If you have a desk space but short legs, look into a small tilted footrest to keep you sitting straight and tall while you work. A wireless mouse and keyboard can help you position your laptop on an eye-level riser while keeping your arms resting flat on a surface. And if you prefer to move around during the day, look into standing desks. You can DIY one with a folding desk on an existing dinette surface, or you can buy a desk that’s built to break down easily for storage.

A good pair of noise-canceling headphones can protect your focus when you don’t have an office door. You can even get noise-canceling earbuds that help sift out background noise when you’re on a call.

Working outside takes a bit of preparation, but there’s nothing like spending all day in the fresh air. If you have an awning, plan on setting that up to provide plenty of shade for your computer screen. No awning? No problem. You could try a laptop hood or sun screen, a portable patio umbrella, a pop-up gazebo canopy, or an anti-glare screen for your computer. And you can always pair a comfortable camp chair with a folding desk to create a comfortable workstation outdoors.

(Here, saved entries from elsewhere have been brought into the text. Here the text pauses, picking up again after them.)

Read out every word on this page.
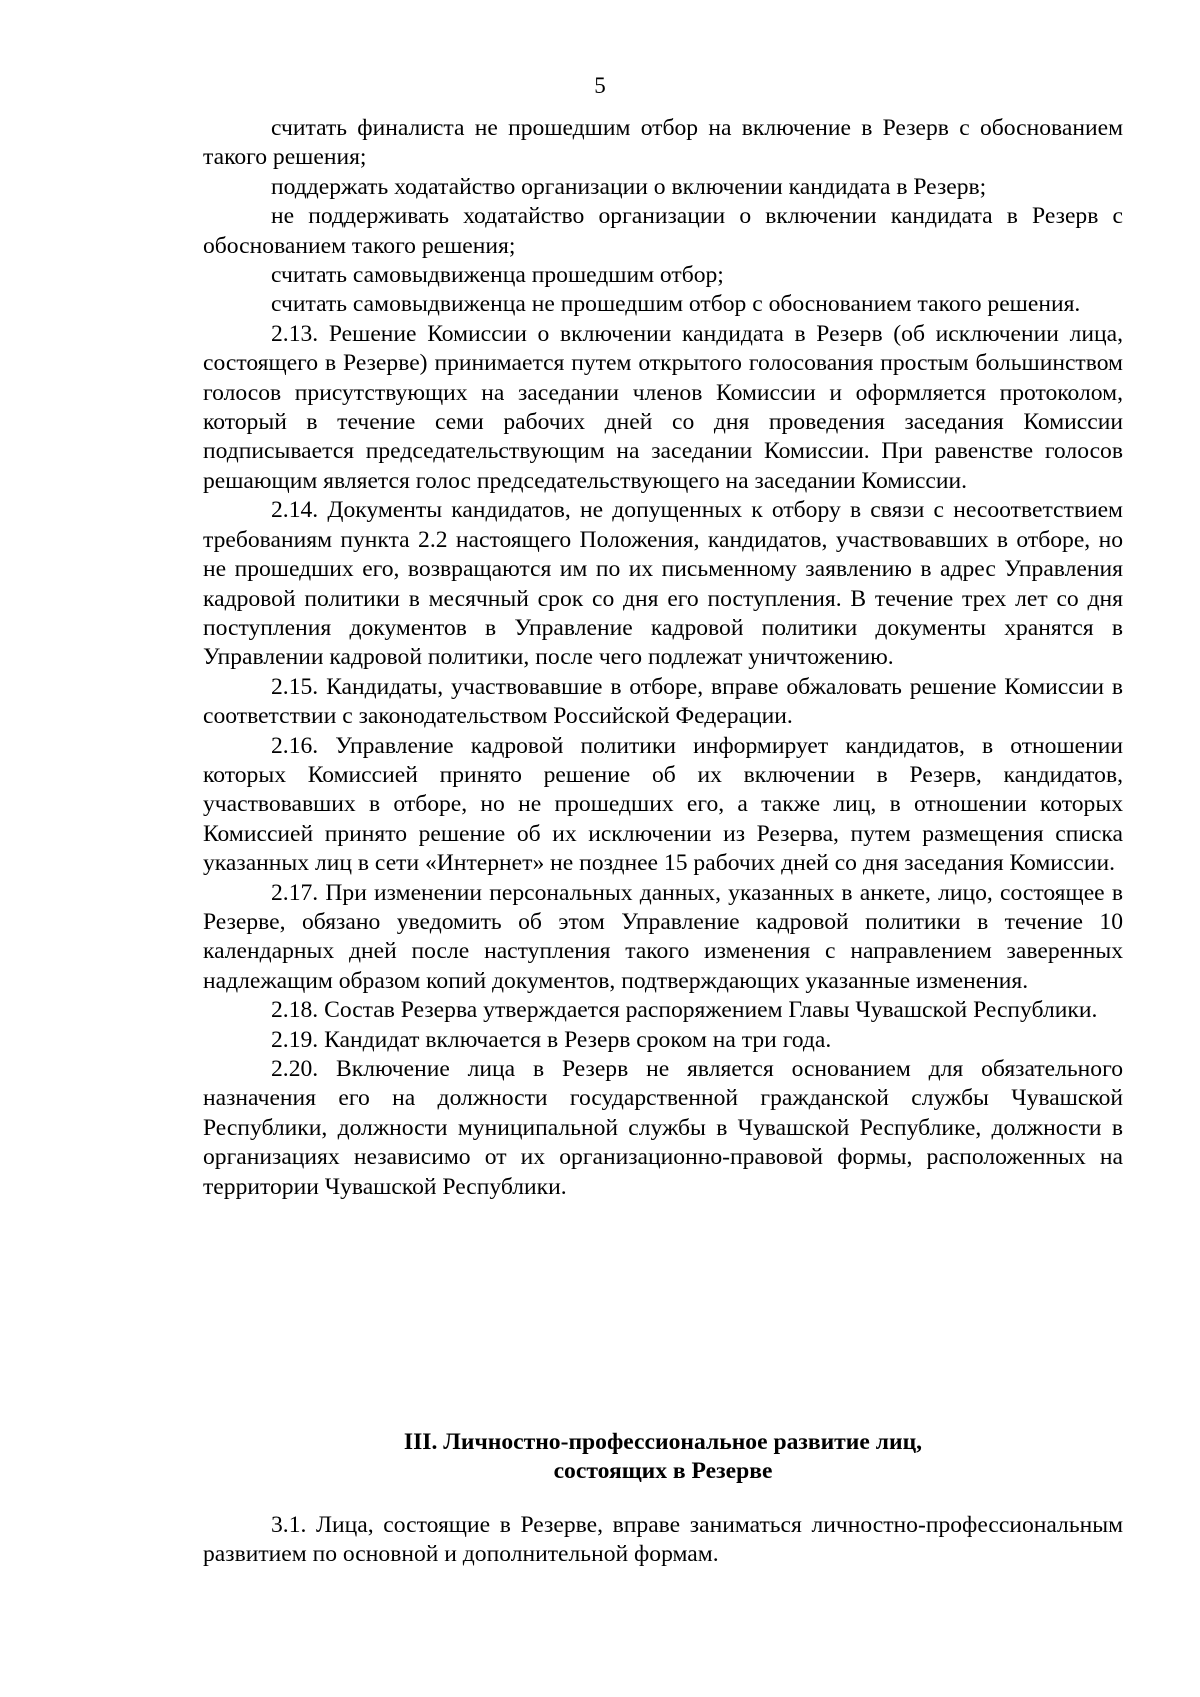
5

считать финалиста не прошедшим отбор на включение в Резерв с обоснованием такого решения;

поддержать ходатайство организации о включении кандидата в Резерв;

не поддерживать ходатайство организации о включении кандидата в Резерв с обоснованием такого решения;

считать самовыдвиженца прошедшим отбор;

считать самовыдвиженца не прошедшим отбор с обоснованием такого решения.

2.13. Решение Комиссии о включении кандидата в Резерв (об исключении лица, состоящего в Резерве) принимается путем открытого голосования простым большинством голосов присутствующих на заседании членов Комиссии и оформляется протоколом, который в течение семи рабочих дней со дня проведения заседания Комиссии подписывается председательствующим на заседании Комиссии. При равенстве голосов решающим является голос председательствующего на заседании Комиссии.

2.14. Документы кандидатов, не допущенных к отбору в связи с несоответствием требованиям пункта 2.2 настоящего Положения, кандидатов, участвовавших в отборе, но не прошедших его, возвращаются им по их письменному заявлению в адрес Управления кадровой политики в месячный срок со дня его поступления. В течение трех лет со дня поступления документов в Управление кадровой политики документы хранятся в Управлении кадровой политики, после чего подлежат уничтожению.

2.15. Кандидаты, участвовавшие в отборе, вправе обжаловать решение Комиссии в соответствии с законодательством Российской Федерации.

2.16. Управление кадровой политики информирует кандидатов, в отношении которых Комиссией принято решение об их включении в Резерв, кандидатов, участвовавших в отборе, но не прошедших его, а также лиц, в отношении которых Комиссией принято решение об их исключении из Резерва, путем размещения списка указанных лиц в сети «Интернет» не позднее 15 рабочих дней со дня заседания Комиссии.

2.17. При изменении персональных данных, указанных в анкете, лицо, состоящее в Резерве, обязано уведомить об этом Управление кадровой политики в течение 10 календарных дней после наступления такого изменения с направлением заверенных надлежащим образом копий документов, подтверждающих указанные изменения.

2.18. Состав Резерва утверждается распоряжением Главы Чувашской Республики.

2.19. Кандидат включается в Резерв сроком на три года.

2.20. Включение лица в Резерв не является основанием для обязательного назначения его на должности государственной гражданской службы Чувашской Республики, должности муниципальной службы в Чувашской Республике, должности в организациях независимо от их организационно-правовой формы, расположенных на территории Чувашской Республики.

III. Личностно-профессиональное развитие лиц,
состоящих в Резерве

3.1. Лица, состоящие в Резерве, вправе заниматься личностно-профессиональным развитием по основной и дополнительной формам.
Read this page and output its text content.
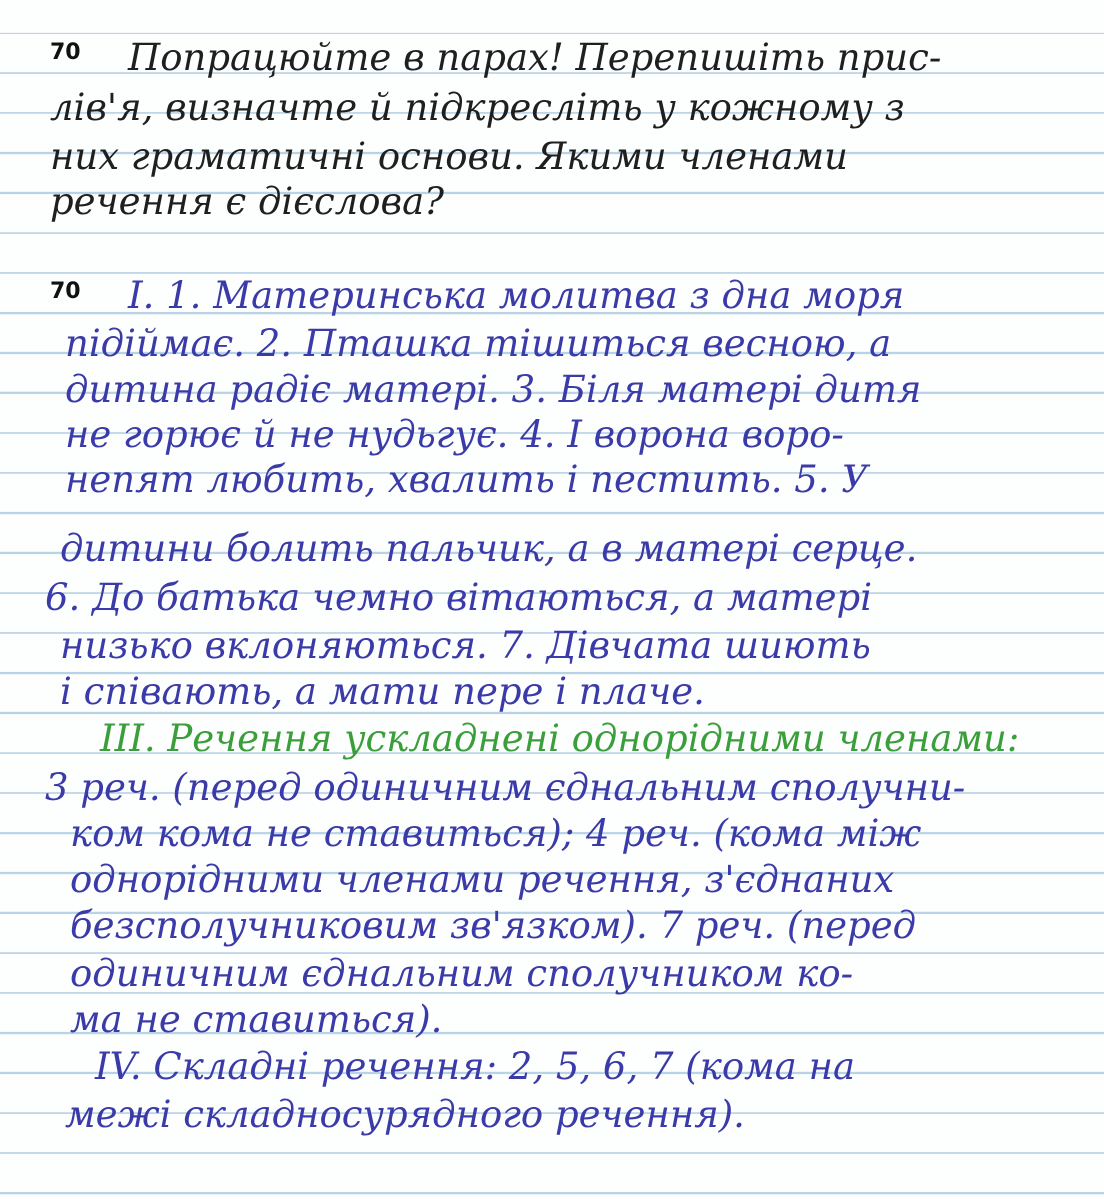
70 Попрацюйте в парах! Перепишіть прис-
лів'я, визначте й підкресліть у кожному з
них граматичні основи. Якими членами
речення є дієслова?
70 І. 1. Материнська молитва з дна моря
підіймає. 2. Пташка тішиться весною, а
дитина радіє матері. 3. Біля матері дитя
не горює й не нудьгує. 4. І ворона воро-
нenят любить, хвалить і пестить. 5. У
дитини болить пальчик, а в матері серце.
6. До батька чемно вітаються, а матері
низько вклоняються. 7. Дівчата шиють
і співають, а мати пере і плаче.
ІІІ. Речення ускладнені однорідними членами:
3 реч. (перед одиничним єднальним сполучни-
ком кома не ставиться); 4 реч. (кома між
однорідними членами речення, з'єднаних
безсполучниковим зв'язком). 7 реч. (перед
одиничним єднальним сполучником ко-
ма не ставиться).
IV. Складні речення: 2, 5, 6, 7 (кома на
межі складносурядного речення).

One of the benefits of working from the road is being able to close your computer at quitting time and head straight out for an adventure. But why not plan for restorative breaks as well? An hour lunch break can provide plenty of time to eat and stretch your legs. You might take a quick hike, go for a dip in a nearby lake, walk the dog, or play with your kids at a campsite playground. Interspersing hardcore focus with breaks that get you moving is great for your physical and mental health.

If you’re working from a different time zone than the rest of your team, you might consider working the same hours they do. That can provide either a later start in the morning (great for getting that morning run in) or an early end to your day (with plenty of time for some summer paddle-boarding before or after dinner).


When it comes to packing up and moving your RV, we recommend you plan carefully. A long drive followed by campsite setup can take a lot out of you. Planning to drive and move early and then work in the afternoon is tough. You might already be worn out and ready for some R&R. You also don’t want to pull-over to take an important call only to realize too late that your connection is non-existent.

We recommend planning your travel days for evenings and weekends. If you can get to your next destination before it gets too dark to set up, traveling in the afternoon/evening can work. But the absolute safest bet is to plan your travel days for your days off, which ensures you have the time you need to move without stress.


And that may necessitate moving locations less often than you would on vacation. But hey when you can work from anywhere, what’s the rush, right? Take your time at each destination, give yourself plenty of time to explore outside of work hours, and save yourself unneeded stress by only moving once every week or two, if you can.

With these tips for working from your mobile RV home office, you’ll be well on your way to creating a workspace where you can get things done. So, what do you think? Do you work remotely from your RV? What are your favorite gadgets, furniture and accessories for staying productive while you’re on the road?